Ce soir-là, la Philharmonie allait être transformée en cathédrale. Sous les voûtes de la Salle Pierre Boulez allait résonner le monumental Requiem de Verdi.
Magnifique spectacle que celui de l’Orchestre de Toulouse en habit de grand soir, installé sur le plateau en gradins de la Philharmonie ! Belle image de la « province montée à Paris » ! Au dessus de la scène avaient pris place les quelque cent cinquante chanteurs du chœur espagnol Donostiarra – tous vêtus de noir, femmes ceinturées d’un foulard fuchsia – là où d’habitude est accueilli le public. La simple vision de cette foule de musiciens et chanteurs étalée sur plusieurs étages laissait présage quelque chose de grand.
Entrent le chef et les solistes. Jukka-Pekka Saraste s’avance vers l’orchestre et, d’un geste souple, déclenche aux violoncelles le cortège des notes mystérieuses par lesquelles commence la partition : mi, do, la, la, sol, fa, mi… A quoi le chœur répond en murmurant le mot « Requiem ». Les hommes d’abord, les femmes ensuite.
Aussitôt, le silence se fait dans le public.
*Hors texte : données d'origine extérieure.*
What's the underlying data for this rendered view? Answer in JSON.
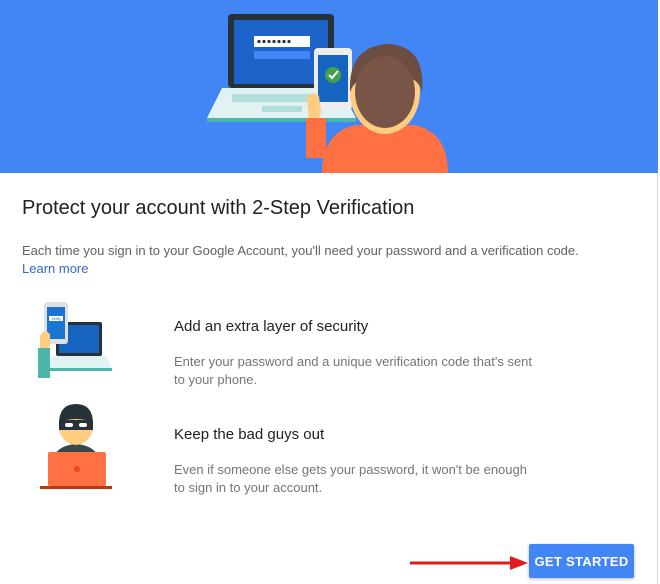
{
  "title": "Protect your account with 2-Step Verification",
  "description": "Each time you sign in to your Google Account, you'll need your password and a verification code.",
  "learn_more": "Learn more",
  "features": [
    {
      "title": "Add an extra layer of security",
      "description": "Enter your password and a unique verification code that's sent to your phone.",
      "icon": "laptop-phone-icon"
    },
    {
      "title": "Keep the bad guys out",
      "description": "Even if someone else gets your password, it won't be enough to sign in to your account.",
      "icon": "burglar-icon"
    }
  ],
  "phone_screen_text": "Verify",
  "button_label": "GET STARTED",
  "colors": {
    "hero_bg": "#4285f4",
    "button_bg": "#4285f4",
    "link": "#3367d6",
    "arrow": "#e21b1b"
  }
}
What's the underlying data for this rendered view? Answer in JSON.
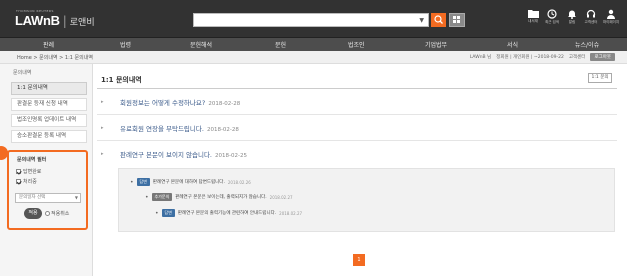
{
  "header": {
    "logo_sub": "THOMSON REUTERS",
    "logo_main": "LAWnB",
    "logo_sep": "|",
    "logo_kor": "로앤비",
    "search": {
      "value": "",
      "placeholder": ""
    },
    "tools": [
      {
        "icon": "folder-icon",
        "label": "내서재"
      },
      {
        "icon": "history-icon",
        "label": "최근 검색"
      },
      {
        "icon": "bell-icon",
        "label": "알림"
      },
      {
        "icon": "headset-icon",
        "label": "고객센터"
      },
      {
        "icon": "user-icon",
        "label": "마이페이지"
      }
    ]
  },
  "nav": {
    "items": [
      "판례",
      "법령",
      "문헌해석",
      "문헌",
      "법조인",
      "기업법무",
      "서식",
      "뉴스/이슈"
    ]
  },
  "breadcrumb": {
    "text": "Home > 문의내역 > 1:1 문의내역",
    "user_name": "LAWnB 님",
    "member_info": "정회원 | 개인회원 | ~2018-09-22",
    "account": "고객센터",
    "logout": "로그아웃"
  },
  "sidebar": {
    "title": "문의내역",
    "items": [
      {
        "label": "1:1 문의내역",
        "active": true
      },
      {
        "label": "판결문 등재 신청 내역",
        "active": false
      },
      {
        "label": "법조인명록 업데이트 내역",
        "active": false
      },
      {
        "label": "승소판결문 등록 내역",
        "active": false
      }
    ],
    "filter": {
      "title": "문의내역 필터",
      "option1": "답변완료",
      "option1_checked": true,
      "option2": "처리중",
      "option2_checked": true,
      "select_value": "문의일자 선택",
      "apply": "적용",
      "reset": "적용취소"
    }
  },
  "main": {
    "title": "1:1 문의내역",
    "inquiry_button": "1:1 문의",
    "questions": [
      {
        "text": "회원정보는 어떻게 수정하나요?",
        "date": "2018-02-28"
      },
      {
        "text": "유료회원 연장을 부탁드립니다.",
        "date": "2018-02-28"
      },
      {
        "text": "판례연구 본문이 보이지 않습니다.",
        "date": "2018-02-25"
      }
    ],
    "answers": [
      {
        "tag": "답변",
        "text": "판례연구 본문에 대하여 답변드립니다.",
        "date": "2018.02.26"
      },
      {
        "tag": "추가문의",
        "text": "판례연구 본문은 보이는데, 출력되지가 않습니다.",
        "date": "2018.02.27"
      },
      {
        "tag": "답변",
        "text": "판례연구 본문의 출력기능에 관련하여 안내드립니다.",
        "date": "2018.02.27"
      }
    ],
    "page": "1"
  },
  "colors": {
    "accent": "#f36b21",
    "topbar": "#323232",
    "navbar": "#4d4d4d",
    "link": "#3a5a8a"
  }
}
Ce silence demeurera pendant toute l’heure et demie que dure l’œuvre. Les silences d’une salle sont parfois plus éloquents que ses applaudissements pour traduire l’émotion d’un public. Ils furent ce soir-là la preuve d’un concert bouleversant. Ce silence demeura jusqu’à la fin de la pièce, lorsqu’après des sommets d’une intensité inouïe, la soprano énonce en parlant les mots « Libera me » repris par le chœur en un ultime murmure. Personne n’osait applaudir. Le public restait pétrifié d’admiration.
Entre temps, la musique de Verdi nous avait fait entendre le cataclysmique Dies Irae ouvert par l’explosion de ces quatre fameux accords de sol mineur, ou le fracas des cuivres et des percussions introduisant les trompettes du Jugement Dernier dans le Tuba mirum. Ces trompettes rugissantes dans le fond de l’orchestre rougeoyaient comme le soleil des morts.
Tout au long de l’œuvre on avait également entendu ces airs et quatuors bouleversants porteurs de paroles sacrées qu’on aurait pu entendre dans un opéra, qui ont fait qualifier cette œuvre d’« opéra en robe d’église ».
La soprano Susanne Bernhard qui nous avait paru bien pâle dans la première partie, montant facilement dans l’aigu mais étant dépourvue de graves, nous toucha par l’émotion grelottante, presqu’apeurée, qu’elle mit dans ce « Libera me ».
La mezzo Aude Extremo, au vrai timbre de contralto, fut tout simplement éblouissante. Elle domina le quatuor vocal.
Le ténor Airam Hernandez à la voix claire et bien conduite, nous gratifia d’un « Hostias » tout en pieuse sensibilité.
Vraie basse, solide et vibrante, Adam Palka faisait croire à l’incarnation d’une voix de prophète. « Mors, mors, mors… » répétait-il. Et tout s’éteignait autour de cette voix d’airain…
Entraînant sans effets de manche mais avec une souveraine efficacité ce chœur admirable et ce très bon orchestre, Jukka-Pekka Saraste a donné à ce Requiem la dimension monumentale qu’il réclamait. Il a fait brûler ce feu que Verdi a imaginé pour incendier son hymne funèbre.